Há cenas entusiasmantes a acontecer para os lados da Linha de Sintra. No último par de anos, uma série de artistas multidisciplinares da zona de Mem Martins – fotógrafos, ilustradores, realizadores, grafíti writers e outros a ferver com ideias – deram corda a um movimento cultural urbano que soma seguidores à medida que colhe o reconhecimento que merece. Um tanto mais interessante nesta emergência é o facto destes artistas independentes, munidos de identidades e visões bem vincadas, terem construído uma sólida comunidade entre si, percebendo à partida que as probabilidades jogam a favor no momento em que silenciam o ego, colaboram activamente e apostam no sucesso de todos os envolvidos.

No interior deste microcosmos da LS há igualmente espaço para a formação de coletivos. É o caso de Unidigrazz, cujos membros incluem, entre outros, o rapper, cantor e produtor Tristany, o ilustrador Nuno Trigueiros e o realizador Diogo Carvalho.

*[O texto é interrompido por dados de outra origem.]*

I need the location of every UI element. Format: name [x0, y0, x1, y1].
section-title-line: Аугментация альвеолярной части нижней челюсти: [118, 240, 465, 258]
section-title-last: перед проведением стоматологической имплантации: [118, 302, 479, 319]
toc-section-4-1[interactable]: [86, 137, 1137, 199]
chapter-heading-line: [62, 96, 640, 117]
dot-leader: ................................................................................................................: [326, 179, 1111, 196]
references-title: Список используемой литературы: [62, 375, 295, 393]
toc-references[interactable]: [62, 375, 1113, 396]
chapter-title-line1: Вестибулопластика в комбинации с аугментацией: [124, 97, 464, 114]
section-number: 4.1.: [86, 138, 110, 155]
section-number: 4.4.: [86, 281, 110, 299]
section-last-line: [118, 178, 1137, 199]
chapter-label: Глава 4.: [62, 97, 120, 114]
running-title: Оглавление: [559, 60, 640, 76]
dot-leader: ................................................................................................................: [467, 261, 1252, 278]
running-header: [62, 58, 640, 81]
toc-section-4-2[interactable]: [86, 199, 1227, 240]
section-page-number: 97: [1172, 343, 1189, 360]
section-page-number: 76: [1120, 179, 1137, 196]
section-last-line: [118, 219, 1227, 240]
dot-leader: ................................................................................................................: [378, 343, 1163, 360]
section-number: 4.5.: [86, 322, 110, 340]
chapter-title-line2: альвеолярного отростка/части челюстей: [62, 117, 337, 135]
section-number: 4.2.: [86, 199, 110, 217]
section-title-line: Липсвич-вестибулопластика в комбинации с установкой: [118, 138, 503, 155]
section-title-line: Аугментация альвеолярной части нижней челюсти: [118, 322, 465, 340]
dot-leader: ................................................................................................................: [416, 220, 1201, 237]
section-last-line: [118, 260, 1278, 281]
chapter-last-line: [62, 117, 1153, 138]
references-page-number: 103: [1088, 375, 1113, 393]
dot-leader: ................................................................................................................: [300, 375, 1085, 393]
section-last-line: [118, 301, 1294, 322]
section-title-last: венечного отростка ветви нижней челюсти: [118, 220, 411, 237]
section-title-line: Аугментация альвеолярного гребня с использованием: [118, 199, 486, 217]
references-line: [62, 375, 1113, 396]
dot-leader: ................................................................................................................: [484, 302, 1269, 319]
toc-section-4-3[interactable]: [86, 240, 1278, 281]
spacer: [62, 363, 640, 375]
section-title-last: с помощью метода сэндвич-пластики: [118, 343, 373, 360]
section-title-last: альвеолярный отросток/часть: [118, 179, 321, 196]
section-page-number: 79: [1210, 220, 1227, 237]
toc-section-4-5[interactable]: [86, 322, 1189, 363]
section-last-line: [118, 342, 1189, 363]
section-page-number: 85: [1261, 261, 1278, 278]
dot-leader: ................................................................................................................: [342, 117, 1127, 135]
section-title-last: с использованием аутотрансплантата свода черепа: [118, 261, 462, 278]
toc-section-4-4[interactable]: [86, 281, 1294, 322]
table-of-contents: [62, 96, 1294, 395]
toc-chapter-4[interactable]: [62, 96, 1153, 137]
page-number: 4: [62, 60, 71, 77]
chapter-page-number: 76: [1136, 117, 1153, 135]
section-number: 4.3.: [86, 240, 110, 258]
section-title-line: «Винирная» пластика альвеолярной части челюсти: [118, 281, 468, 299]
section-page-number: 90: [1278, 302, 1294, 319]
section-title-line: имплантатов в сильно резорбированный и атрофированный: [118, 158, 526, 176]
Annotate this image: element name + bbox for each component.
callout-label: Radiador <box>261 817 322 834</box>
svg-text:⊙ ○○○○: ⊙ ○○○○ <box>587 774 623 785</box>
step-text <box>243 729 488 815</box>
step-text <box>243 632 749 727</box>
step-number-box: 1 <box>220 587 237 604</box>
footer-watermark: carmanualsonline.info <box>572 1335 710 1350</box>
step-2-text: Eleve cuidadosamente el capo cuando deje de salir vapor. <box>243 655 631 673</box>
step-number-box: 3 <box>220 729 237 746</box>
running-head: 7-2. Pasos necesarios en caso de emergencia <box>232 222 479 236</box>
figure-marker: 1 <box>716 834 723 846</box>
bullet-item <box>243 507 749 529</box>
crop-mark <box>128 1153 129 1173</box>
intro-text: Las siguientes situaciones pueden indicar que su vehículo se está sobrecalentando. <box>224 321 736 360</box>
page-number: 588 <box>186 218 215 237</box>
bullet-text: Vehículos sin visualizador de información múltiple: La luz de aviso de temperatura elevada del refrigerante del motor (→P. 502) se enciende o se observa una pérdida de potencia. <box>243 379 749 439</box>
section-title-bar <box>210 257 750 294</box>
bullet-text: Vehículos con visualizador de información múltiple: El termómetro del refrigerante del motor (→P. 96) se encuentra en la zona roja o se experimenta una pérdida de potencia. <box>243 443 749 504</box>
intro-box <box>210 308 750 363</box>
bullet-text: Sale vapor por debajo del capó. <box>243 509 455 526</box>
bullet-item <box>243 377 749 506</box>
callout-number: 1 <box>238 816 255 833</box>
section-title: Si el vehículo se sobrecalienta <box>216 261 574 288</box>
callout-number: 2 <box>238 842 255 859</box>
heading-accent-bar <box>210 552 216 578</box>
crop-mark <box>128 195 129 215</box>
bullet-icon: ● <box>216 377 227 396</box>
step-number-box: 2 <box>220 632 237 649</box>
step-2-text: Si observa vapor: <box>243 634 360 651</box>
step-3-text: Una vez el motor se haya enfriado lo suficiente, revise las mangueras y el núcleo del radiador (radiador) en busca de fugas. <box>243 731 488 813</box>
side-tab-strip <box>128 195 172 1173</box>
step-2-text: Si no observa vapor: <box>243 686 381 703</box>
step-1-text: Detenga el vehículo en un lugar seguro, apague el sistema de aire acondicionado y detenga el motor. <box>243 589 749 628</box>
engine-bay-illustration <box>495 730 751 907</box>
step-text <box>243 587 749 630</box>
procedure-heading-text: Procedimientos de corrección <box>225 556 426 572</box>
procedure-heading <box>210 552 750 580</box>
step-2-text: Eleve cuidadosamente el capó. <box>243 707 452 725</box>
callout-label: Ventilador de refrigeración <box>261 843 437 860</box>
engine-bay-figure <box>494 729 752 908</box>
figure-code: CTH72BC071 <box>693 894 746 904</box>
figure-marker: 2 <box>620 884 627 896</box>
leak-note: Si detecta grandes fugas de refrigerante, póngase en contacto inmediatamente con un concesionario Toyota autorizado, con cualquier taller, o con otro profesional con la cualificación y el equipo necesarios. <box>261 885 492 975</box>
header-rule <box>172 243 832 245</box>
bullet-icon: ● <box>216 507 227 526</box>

Para falar dos recentes esforços de Unidigrazz é preciso olhar para o percurso de Tristany na música até aos dias de hoje. Depois de editar o EP “Mente Real” em 2015, um projecto assumidamente street rap, Tristany expandiu a sua abordagem sónica a uma panóplia de sonoridades e géneros – do trap a ritmos étnicos -, sempre embebidas em estrofes profundamente emocionais. “Rapepaz“, “Mô Kassula” e “O Meninu Ke Brinkava Com Bunekas“, singles lançados em 2018, são reveladores do desafio que é categorizar a música de Tristany, ao mesmo tempo que desvendam um talento ímpar no panorama nacional.

Desta fase de transformação artística também participam Diogo Carvalho e Nuno Trigueiros: o primeiro enquanto realizador dos videoclipes; e o segundo enquanto ilustrador que documenta um mood e uma vibe particulares do coletivo. A ligação entre os três aprofundou-se desde que se reuniram pela primeira vez há cinco anos. De tal modo que Tristany, em conversa com o Siso, distribui méritos sobre o papel de cada um em Meia Riba Kalxa, aquele que será o seu álbum de estreia, agendado para Junho. “Musicalmente, este disco é em meu nome, mas é um trabalho nosso.”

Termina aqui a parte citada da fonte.